Ayrton Senna a perdu la vie la vie il y a vingt ans, sur le circuit d’Imola. Lui, le passionné, l’enfant-roi du Brésil, dieu vivant du sport automobile de Rio à Tokyo, se crashait au volant de sa Williams dans la courbe de Tamburello.
Lionel Froissart, journaliste spécialisé en sport automobile, rend hommage à cet as du volant que sa rivalité avec Alain Prost et ses talents de magicien sous la pluie ont rendu célèbre dès le milieu des années 1980. Le scénariste, qui a suivi l’ascension du jeune prodige brésilien de la Formule 3 au podium des circuits de F1, propose divers épisodes marquants qui ont façonné la légende du pilote.
Les deux dessinateurs qui l’accompagnent sont des anciens du studio Graton et ont, par le passé, dessiné les aventures de Michel Vaillant. Ils maîtrisent complètement les codes propres à la représentation académique franco-belge du sport automobile.
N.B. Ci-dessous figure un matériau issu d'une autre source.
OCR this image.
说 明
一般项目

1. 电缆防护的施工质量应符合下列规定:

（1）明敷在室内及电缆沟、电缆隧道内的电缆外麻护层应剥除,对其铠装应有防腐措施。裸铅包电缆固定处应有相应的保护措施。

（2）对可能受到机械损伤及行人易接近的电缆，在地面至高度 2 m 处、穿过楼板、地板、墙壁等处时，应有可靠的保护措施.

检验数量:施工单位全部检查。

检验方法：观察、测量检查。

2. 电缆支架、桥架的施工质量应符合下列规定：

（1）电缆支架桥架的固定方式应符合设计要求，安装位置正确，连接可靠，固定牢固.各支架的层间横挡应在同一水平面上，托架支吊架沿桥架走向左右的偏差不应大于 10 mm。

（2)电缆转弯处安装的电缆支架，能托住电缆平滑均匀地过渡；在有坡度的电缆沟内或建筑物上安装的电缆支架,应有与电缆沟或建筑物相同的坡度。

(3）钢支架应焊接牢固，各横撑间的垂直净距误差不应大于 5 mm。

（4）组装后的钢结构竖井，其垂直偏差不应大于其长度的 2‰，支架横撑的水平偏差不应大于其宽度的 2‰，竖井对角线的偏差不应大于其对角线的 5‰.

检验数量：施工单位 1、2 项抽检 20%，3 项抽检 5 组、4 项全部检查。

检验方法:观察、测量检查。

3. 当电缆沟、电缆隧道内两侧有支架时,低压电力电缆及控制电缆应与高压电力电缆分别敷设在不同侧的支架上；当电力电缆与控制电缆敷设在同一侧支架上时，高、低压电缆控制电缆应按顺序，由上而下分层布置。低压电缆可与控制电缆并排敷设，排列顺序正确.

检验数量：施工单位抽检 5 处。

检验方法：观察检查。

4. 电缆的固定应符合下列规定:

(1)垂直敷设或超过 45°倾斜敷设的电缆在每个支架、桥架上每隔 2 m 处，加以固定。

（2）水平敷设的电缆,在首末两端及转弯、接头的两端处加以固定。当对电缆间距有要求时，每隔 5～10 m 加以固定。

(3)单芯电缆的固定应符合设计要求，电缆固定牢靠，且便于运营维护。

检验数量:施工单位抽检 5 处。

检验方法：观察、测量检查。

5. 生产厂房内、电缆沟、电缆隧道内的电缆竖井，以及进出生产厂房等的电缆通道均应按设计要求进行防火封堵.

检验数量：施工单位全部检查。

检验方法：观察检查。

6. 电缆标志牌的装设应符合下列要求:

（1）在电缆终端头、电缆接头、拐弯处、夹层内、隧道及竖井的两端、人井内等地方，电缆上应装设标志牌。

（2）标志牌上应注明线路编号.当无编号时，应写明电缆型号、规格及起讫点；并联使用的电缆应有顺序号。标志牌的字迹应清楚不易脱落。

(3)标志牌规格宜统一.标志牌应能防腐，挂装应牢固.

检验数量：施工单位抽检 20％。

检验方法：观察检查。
Le récit ne suit pas une ligne chronologique simpliste mais revient au fil de sa construction sur des événements importants qui forgent le talent et le caractère du pilote et finissent par le propulser au panthéon de son sport.
Les ruptures chronologiques sont certes bien réalisées et permettent des enchaînements dignes des plus beaux passages de chicane, en passant d’un événement à l’autre, mais elles imposent à ne pas s’appesantir sur la vie hors des circuits, ce qui est dommage car deux des traits de caractère sont à mettre en exergue : Senna est conquérant et croyant. On regrette donc de ne rester qu’à la surface de ses exploits sportifs.
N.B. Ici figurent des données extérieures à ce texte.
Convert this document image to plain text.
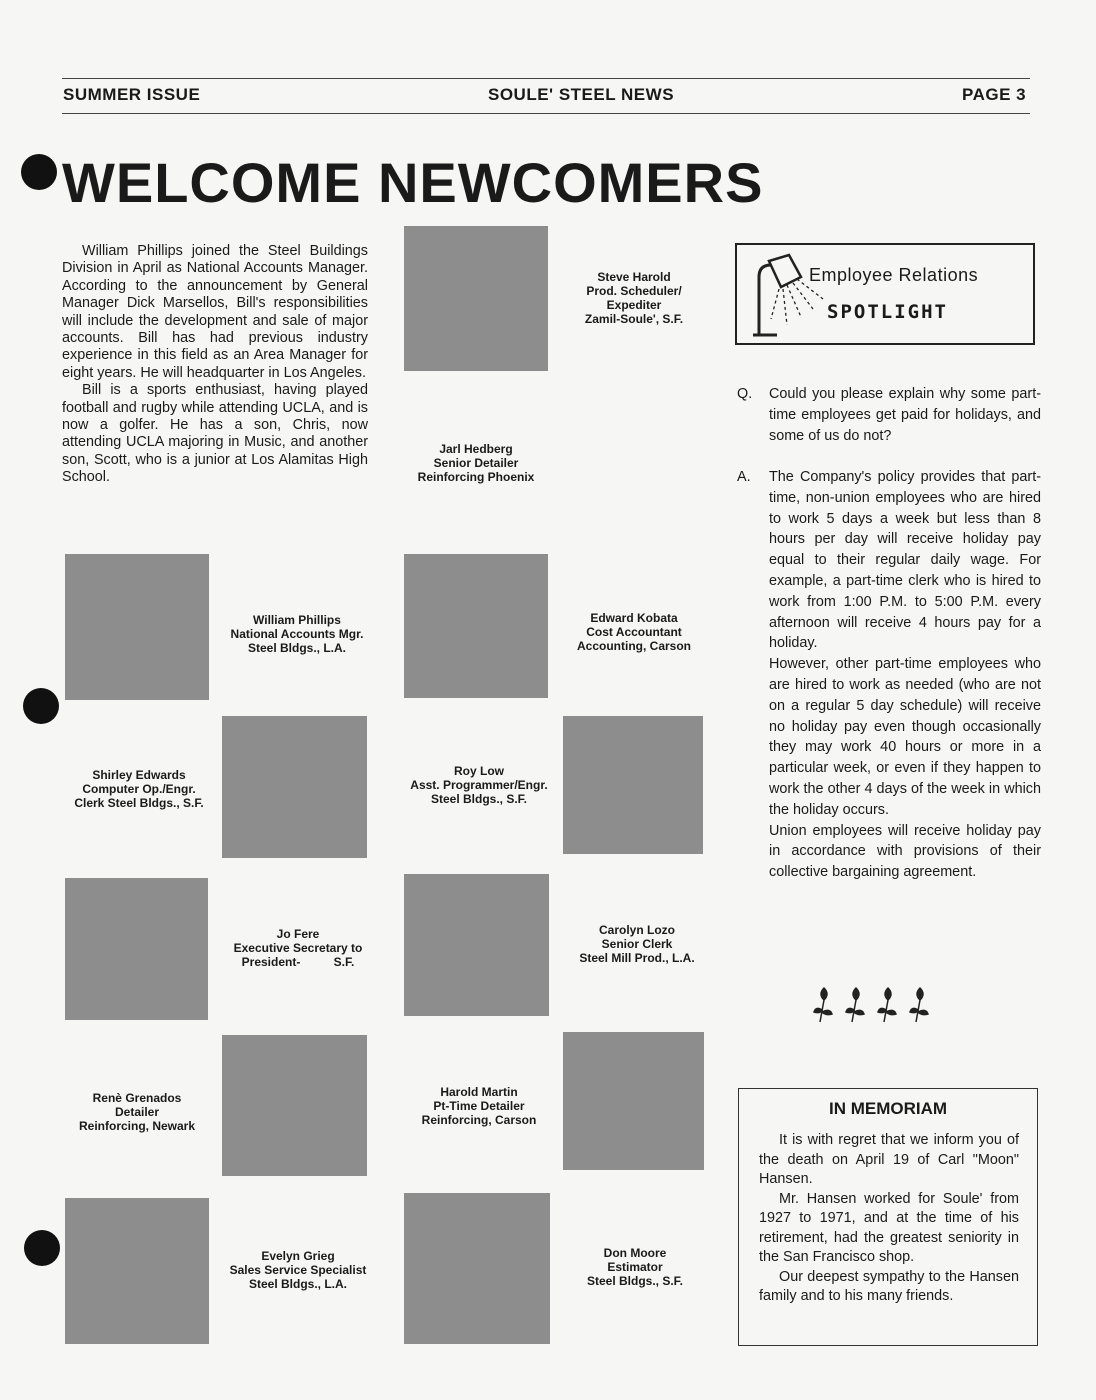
SUMMER ISSUE	SOULE' STEEL NEWS	PAGE 3
WELCOME NEWCOMERS

William Phillips joined the Steel Buildings Division in April as National Accounts Manager. According to the announcement by General Manager Dick Marsellos, Bill's responsibilities will include the development and sale of major accounts. Bill has had previous industry experience in this field as an Area Manager for eight years. He will headquarter in Los Angeles.

Bill is a sports enthusiast, having played football and rugby while attending UCLA, and is now a golfer. He has a son, Chris, now attending UCLA majoring in Music, and another son, Scott, who is a junior at Los Alamitas High School.

Steve Harold
Prod. Scheduler/
Expediter
Zamil-Soule', S.F.
Jarl Hedberg
Senior Detailer
Reinforcing Phoenix
William Phillips
National Accounts Mgr.
Steel Bldgs., L.A.
Edward Kobata
Cost Accountant
Accounting, Carson
Shirley Edwards
Computer Op./Engr.
Clerk Steel Bldgs., S.F.
Roy Low
Asst. Programmer/Engr.
Steel Bldgs., S.F.
Jo Fere
Executive Secretary to
President-          S.F.
Carolyn Lozo
Senior Clerk
Steel Mill Prod., L.A.
Renè Grenados
Detailer
Reinforcing, Newark
Harold Martin
Pt-Time Detailer
Reinforcing, Carson
Evelyn Grieg
Sales Service Specialist
Steel Bldgs., L.A.
Don Moore
Estimator
Steel Bldgs., S.F.
Employee Relations
SPOTLIGHT
Q. Could you please explain why some part-time employees get paid for holidays, and some of us do not?
A. The Company's policy provides that part-time, non-union employees who are hired to work 5 days a week but less than 8 hours per day will receive holiday pay equal to their regular daily wage. For example, a part-time clerk who is hired to work from 1:00 P.M. to 5:00 P.M. every afternoon will receive 4 hours pay for a holiday.
However, other part-time employees who are hired to work as needed (who are not on a regular 5 day schedule) will receive no holiday pay even though occasionally they may work 40 hours or more in a particular week, or even if they happen to work the other 4 days of the week in which the holiday occurs.
Union employees will receive holiday pay in accordance with provisions of their collective bargaining agreement.
IN MEMORIAM

It is with regret that we inform you of the death on April 19 of Carl "Moon" Hansen.

Mr. Hansen worked for Soule' from 1927 to 1971, and at the time of his retirement, had the greatest seniority in the San Francisco shop.

Our deepest sympathy to the Hansen family and to his many friends.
L’étrange habitude qu’ont les personnages de cette bande dessinée d’entretenir de longs monologues serait-elle un symptôme de la solitude du cockpit ? Pas vraiment, il serait plutôt la conséquence d’une image aphone qui oblige à tout instant de commenter le moindre incident. Le dessin n’est que le simple accompagnement d’un texte par moment inutilement surchargé. Bien qu’appliqué, le travail graphique fige les scènes dans des attitudes inanimées, qui manquent tragiquement d’intensité.
La temporalité éclatée du récit éclaire la jeunesse et la carrière du crack des paddocks, mais si ce nom résonne encore aujourd’hui auprès des amateurs du sport automobile, c’est davantage par l’émotion suscitée par une course courue sous le déluge à Monaco en 1984, où naquit sa légende, que par ces pages au graphisme propre, mais dont le spectacle est absent.
Cet album se veut objectif, attitude étrange pour un hommage. Conjuguée à la neutralité du dessin, cette tentative de redonner vie à un champion ne pouvait aller que dans le mur.